Judge’s alleged lying in court

2011-10-01 16:57

A North Gauteng High Court judge has ordered a high-level probe into Nano Matlala, a co-chairperson of the Law Society of South Africa, for allegedly lying to court.

Judge Brian Southwood last week referred his judgment to the Law Society of the Northern Province’s president, Tony Thobane, to investigate Matlala’s conduct in the sale of a property.

Matlala is also the president of the Black Lawyers Association and a senior partner at Tshwane-based law firm Maluleke Seriti Makume & Matlala Inc.

Southwood’s complaint relates to Matlala’s appointment as the trustee of an insolvent estate. Matlala denies lying in court.

In March 2009, a property belonging to Amos and Anna Ndlovu was sold on auction for R761 000 after the owners failed to keep up their monthly repayments.

The house was bought by Sivaprakash Naidoo and Irooshka Govinsamy. The Ndlovus later agreed to rent the property for R9?000 a month from Naidoo and Govinsamy.

In July 2009, Matlala was appointed trustee of the Ndlovus’ insolvent estate.
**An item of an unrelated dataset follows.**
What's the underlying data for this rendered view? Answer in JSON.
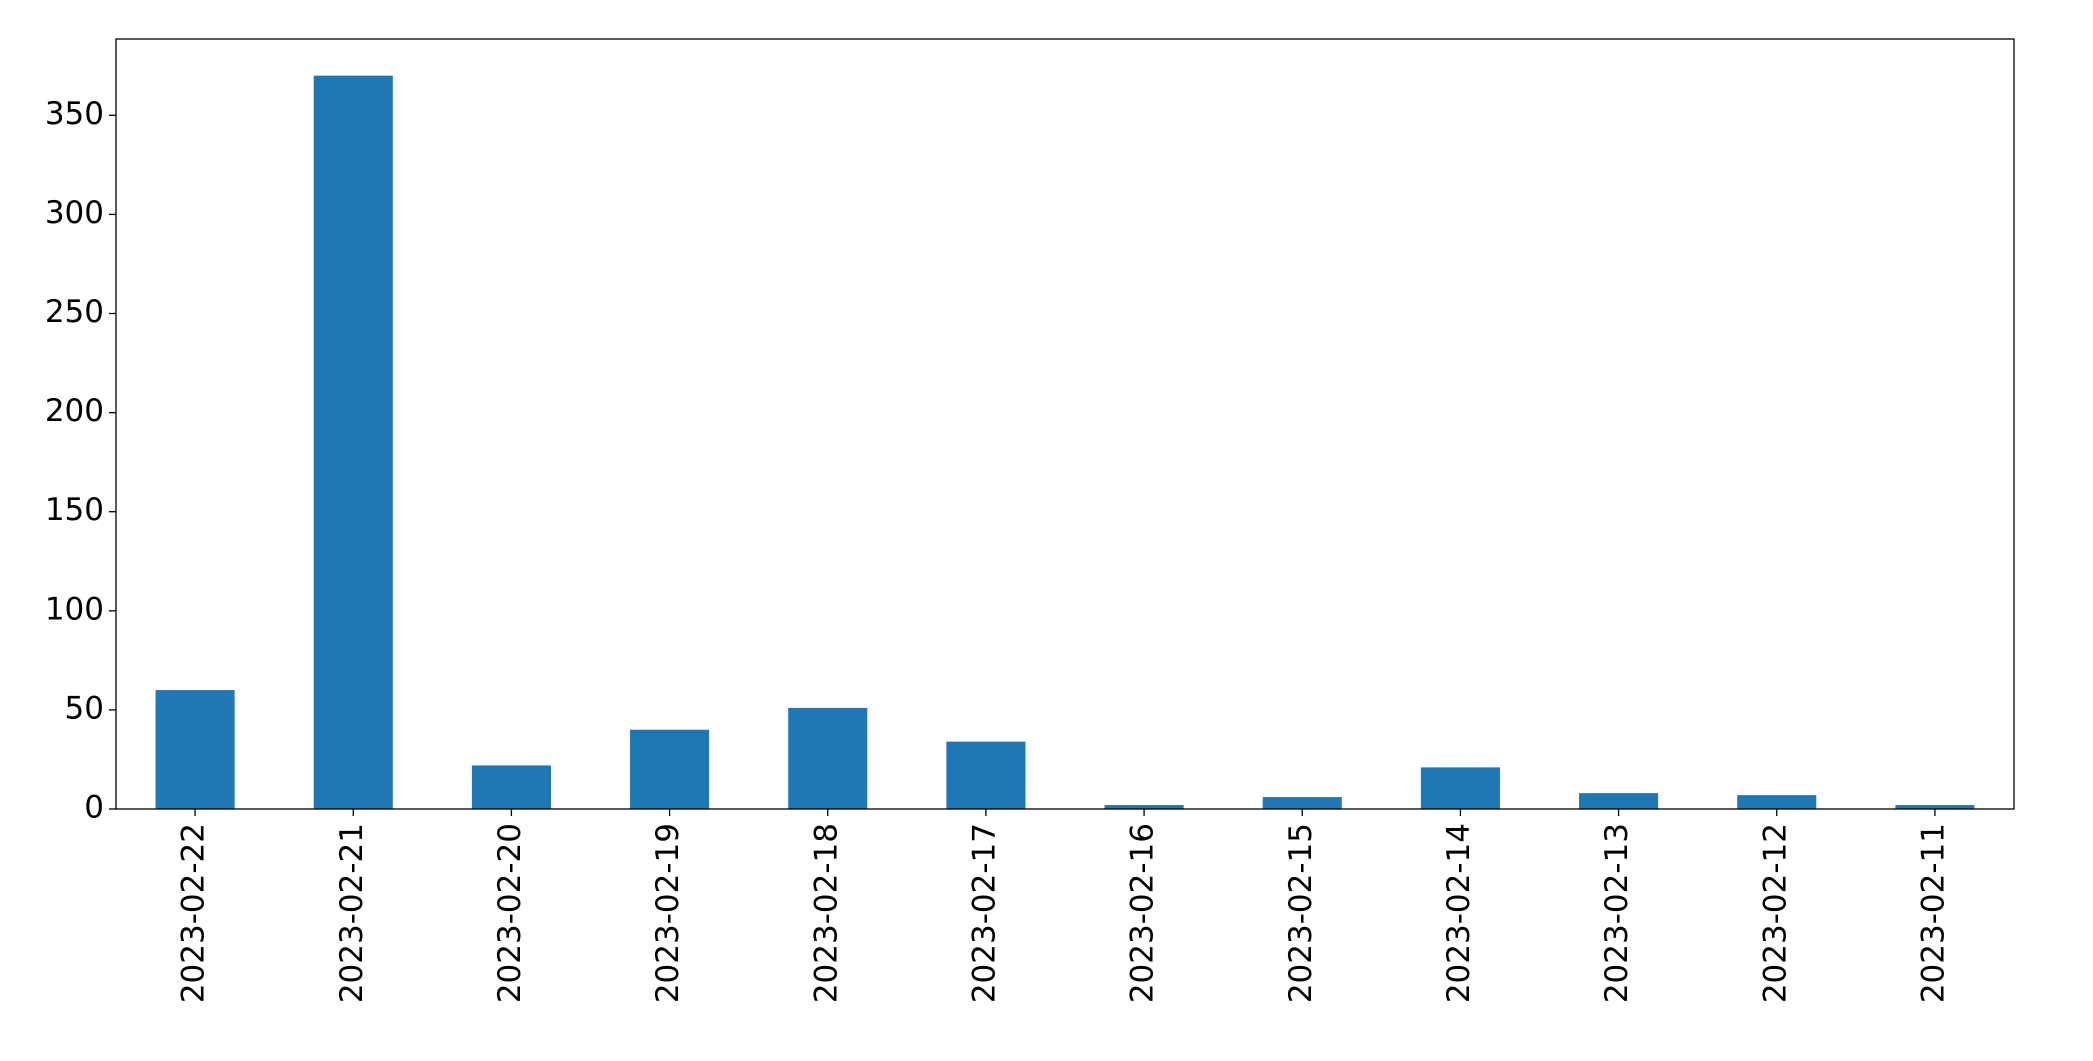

As the property was not yet formally transferred to the new owners, Matlala informed Naidoo and Govinsamy that he would still entertain higher offers for the house.

The owners took exception to Matlala’s approach and went to court to have their ownership of the house confirmed.
In court, Matlala claimed to have received a offer of R1.1 million for the house from a private company, but refused to identify the potential buyer.
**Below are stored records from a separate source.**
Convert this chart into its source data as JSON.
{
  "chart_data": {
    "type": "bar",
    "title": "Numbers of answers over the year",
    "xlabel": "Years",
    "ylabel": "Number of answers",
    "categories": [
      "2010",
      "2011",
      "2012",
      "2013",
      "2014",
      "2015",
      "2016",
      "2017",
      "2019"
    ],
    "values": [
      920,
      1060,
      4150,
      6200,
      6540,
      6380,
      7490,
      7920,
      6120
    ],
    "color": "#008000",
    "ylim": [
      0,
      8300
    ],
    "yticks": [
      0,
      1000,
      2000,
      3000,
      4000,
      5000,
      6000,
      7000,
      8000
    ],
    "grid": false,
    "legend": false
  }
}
Matlala showed City Press an undated offer to purchase the property. “I was not untruthful in any manner in the evidence I presented before court,” he said.

The court found the house was worth R1.2 million and set aside Matlala’s appointment as trustee. Matlala says he will appeal the judgment.

Jaco Fourie, a senior officer at the Law Society of the Northern Provinces, said their disciplinary department is obliged to investigate the matter.

“We have to comply with the rules of natural justice by giving the attorneys concerned an opportunity to respond to the allegations contained in the judgment,” said Fourie.

Matlala will be given three weeks to respond to the complaint and then the law society will decide if there are sufficient causes to prosecute.

“If we’re satisfied that a prima facie case has been made out, the attorneys will receive a charge sheet,” Fourie said.